Wir gehen mit unserem eigenen Nachhaltigkeitsscore einen grossen Schritt weiter als die meisten anderen Banken, indem wir nicht nur die inzwischen weit verbreiteten ESG-Kriterien verwenden, welche die Beurteilungen in puncto Umwelt, Soziales und Unternehmensführung umfassen.

Wir berücksichtigen Nachhaltigkeitsaspekte bereits bei der Auswahl von einzelnen Aktien und Anleihen sowie Fonds. Wir sind überzeugt davon, damit bessere Ergebnisse für unsere Kunden zu erzielen. Diese Indikatoren helfen, das Risikoprofil einer Anlage zu vervollständigen.

Welche Entwicklung erwarten Sie im Private Wealth Bereich in den kommenden Jahren?

Die Pandemie dürfte zwei Faktoren in den kommenden Jahren stark prägen. Zum einen den Digitalisierungsschub, zum anderen ist es das Zinsumfeld. Wir gehen von einem anhaltenden Tiefzinsumfeld aus. Weiter erwarte ich künftig ein verstärktes Bedürfnis nach individuell auf die Bedürfnisse abgestimmten Lösungen und Investmentmöglichkeiten, um die persönlichen Vermögensziele zu erreichen.

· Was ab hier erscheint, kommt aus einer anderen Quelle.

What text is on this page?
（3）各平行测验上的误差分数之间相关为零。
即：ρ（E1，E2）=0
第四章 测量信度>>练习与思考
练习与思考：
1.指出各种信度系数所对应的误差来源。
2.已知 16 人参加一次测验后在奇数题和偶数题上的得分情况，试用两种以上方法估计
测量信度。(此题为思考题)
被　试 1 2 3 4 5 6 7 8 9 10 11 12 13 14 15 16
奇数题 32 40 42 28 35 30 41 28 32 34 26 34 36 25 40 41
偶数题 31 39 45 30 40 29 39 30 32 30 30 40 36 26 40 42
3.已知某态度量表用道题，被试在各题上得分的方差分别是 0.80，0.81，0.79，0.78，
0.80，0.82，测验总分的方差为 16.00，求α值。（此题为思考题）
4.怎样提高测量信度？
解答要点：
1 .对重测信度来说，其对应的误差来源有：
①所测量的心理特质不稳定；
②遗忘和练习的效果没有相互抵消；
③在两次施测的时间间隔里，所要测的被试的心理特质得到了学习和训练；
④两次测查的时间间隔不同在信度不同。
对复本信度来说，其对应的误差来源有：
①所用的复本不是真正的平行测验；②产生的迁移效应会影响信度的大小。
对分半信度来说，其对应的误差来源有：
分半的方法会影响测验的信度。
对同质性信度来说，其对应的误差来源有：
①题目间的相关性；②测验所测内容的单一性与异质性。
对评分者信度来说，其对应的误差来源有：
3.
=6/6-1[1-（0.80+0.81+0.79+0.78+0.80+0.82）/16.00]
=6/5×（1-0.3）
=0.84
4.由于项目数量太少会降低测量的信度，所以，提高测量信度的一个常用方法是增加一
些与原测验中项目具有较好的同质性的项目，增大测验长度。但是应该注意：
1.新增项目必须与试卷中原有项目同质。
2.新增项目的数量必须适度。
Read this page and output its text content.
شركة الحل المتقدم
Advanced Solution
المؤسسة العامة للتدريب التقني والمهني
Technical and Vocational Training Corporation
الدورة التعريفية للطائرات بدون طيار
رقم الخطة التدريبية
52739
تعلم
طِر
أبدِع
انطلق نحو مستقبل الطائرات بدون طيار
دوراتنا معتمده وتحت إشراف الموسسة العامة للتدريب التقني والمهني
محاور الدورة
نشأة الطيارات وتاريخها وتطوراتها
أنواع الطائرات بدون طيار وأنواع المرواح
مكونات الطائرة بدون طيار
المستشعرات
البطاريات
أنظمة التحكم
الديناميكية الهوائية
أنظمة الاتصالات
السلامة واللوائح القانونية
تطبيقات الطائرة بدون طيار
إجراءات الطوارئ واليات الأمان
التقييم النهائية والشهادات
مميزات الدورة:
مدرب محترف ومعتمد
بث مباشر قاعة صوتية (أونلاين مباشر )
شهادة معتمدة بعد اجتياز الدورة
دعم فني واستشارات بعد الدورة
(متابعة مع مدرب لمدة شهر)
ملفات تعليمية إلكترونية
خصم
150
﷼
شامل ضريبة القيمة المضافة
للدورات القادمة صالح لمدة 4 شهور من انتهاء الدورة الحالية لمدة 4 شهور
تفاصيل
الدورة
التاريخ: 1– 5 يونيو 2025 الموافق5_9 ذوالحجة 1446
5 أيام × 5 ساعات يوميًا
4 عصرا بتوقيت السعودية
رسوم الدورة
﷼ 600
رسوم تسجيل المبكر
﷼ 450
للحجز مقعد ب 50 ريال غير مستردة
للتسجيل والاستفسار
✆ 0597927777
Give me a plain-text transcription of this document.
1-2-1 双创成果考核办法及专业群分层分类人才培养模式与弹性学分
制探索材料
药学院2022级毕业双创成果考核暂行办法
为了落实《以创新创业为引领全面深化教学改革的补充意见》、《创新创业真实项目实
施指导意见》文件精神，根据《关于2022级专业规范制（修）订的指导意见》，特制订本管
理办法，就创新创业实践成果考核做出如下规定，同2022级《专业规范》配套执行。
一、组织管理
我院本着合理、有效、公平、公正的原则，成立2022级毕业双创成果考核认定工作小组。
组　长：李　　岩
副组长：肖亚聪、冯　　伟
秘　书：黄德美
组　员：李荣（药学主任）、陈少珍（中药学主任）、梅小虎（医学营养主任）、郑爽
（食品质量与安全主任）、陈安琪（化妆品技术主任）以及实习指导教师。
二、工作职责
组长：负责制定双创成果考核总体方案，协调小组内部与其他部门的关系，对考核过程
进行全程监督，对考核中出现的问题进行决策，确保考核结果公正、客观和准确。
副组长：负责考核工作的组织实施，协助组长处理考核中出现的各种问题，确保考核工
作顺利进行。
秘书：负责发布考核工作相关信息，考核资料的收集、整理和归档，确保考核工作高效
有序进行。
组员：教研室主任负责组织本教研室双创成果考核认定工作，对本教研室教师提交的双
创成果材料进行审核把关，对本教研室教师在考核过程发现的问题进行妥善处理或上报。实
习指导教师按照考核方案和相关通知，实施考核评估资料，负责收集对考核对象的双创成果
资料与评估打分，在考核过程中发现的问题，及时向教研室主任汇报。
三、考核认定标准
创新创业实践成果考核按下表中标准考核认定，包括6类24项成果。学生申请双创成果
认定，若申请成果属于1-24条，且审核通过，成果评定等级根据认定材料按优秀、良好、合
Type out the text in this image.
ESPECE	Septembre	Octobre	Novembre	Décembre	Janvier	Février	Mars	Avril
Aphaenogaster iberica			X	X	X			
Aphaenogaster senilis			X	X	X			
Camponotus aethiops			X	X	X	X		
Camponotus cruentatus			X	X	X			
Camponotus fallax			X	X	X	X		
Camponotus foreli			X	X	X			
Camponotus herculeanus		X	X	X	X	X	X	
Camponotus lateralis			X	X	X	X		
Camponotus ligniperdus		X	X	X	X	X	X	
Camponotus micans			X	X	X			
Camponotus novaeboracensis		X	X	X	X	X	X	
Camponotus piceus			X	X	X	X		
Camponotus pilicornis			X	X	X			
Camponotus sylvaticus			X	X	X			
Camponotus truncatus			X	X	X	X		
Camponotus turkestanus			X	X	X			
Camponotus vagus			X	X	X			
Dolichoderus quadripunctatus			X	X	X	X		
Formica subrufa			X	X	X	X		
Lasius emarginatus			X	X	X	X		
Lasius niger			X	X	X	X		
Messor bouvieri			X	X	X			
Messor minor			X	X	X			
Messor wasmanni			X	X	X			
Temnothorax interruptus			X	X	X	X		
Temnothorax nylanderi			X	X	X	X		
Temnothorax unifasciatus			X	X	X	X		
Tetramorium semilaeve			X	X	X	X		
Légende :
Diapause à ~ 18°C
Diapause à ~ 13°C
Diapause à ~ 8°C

Gemäss meiner Einschätzung wünschen sich immer mehr Anleger sinnhafte Anlagemöglichkeiten. Diese Anforderungen haben uns in Kombination mit den tiefen Zinsen dazu bewegt, neue Investitionsmöglichkeiten zu kreieren. Unser neu geschaffener Bereich Client Solutions zielt genau auf diese Bedürfnisse ab und ermöglicht Investments, die weit über das bisher Bekannte hinausgehen und, beispielsweise Privatmarktanlagen einschliessen.

Können Sie das erläutern, welchen Einfluss hat diese Entwicklung auf ihre Rolle als Bank?

Wir verstehen uns künftig als Anbieter von Open Wealth Services. Wir bieten unseren Kunden die Plattform innovative und massgeschneiderte Finanzlösungen zu erhalten, unabhängig davon ob wir diese selbst offerieren oder durch einen unserer Ökosystempartner anbieten.

Zugang zu diesem Ökosystem sollen künftig sowohl Privat- wie auch Intermediärkunden haben. Hier gehen wir einen neuen Weg und leisten Pionierarbeit. Immer mit dem Ziel, unseren Kunden die bestmöglichen Finanzlösungen zu bieten.


Tobias Wehrli ist Head of Intermediaries & Private Banking sowie Mitglied der Geschäftsleitung der VP Bank Gruppe. Davor war er bis 2020 Head Intermediaries der VP Bank. Seine Karriere begann er 1993 bei der UBS, bevor er zur Credit Suisse Group wechselte und seine Karriere später bei der St. Galler Kantonalbank und ab 2015 bei der VP Bank fortgesetzt hat. Tobias Wehrli verfügt über ein Executive MBA der FH St. Gallen und einen Abschluss in Wirtschaft der FHS St. Gallen.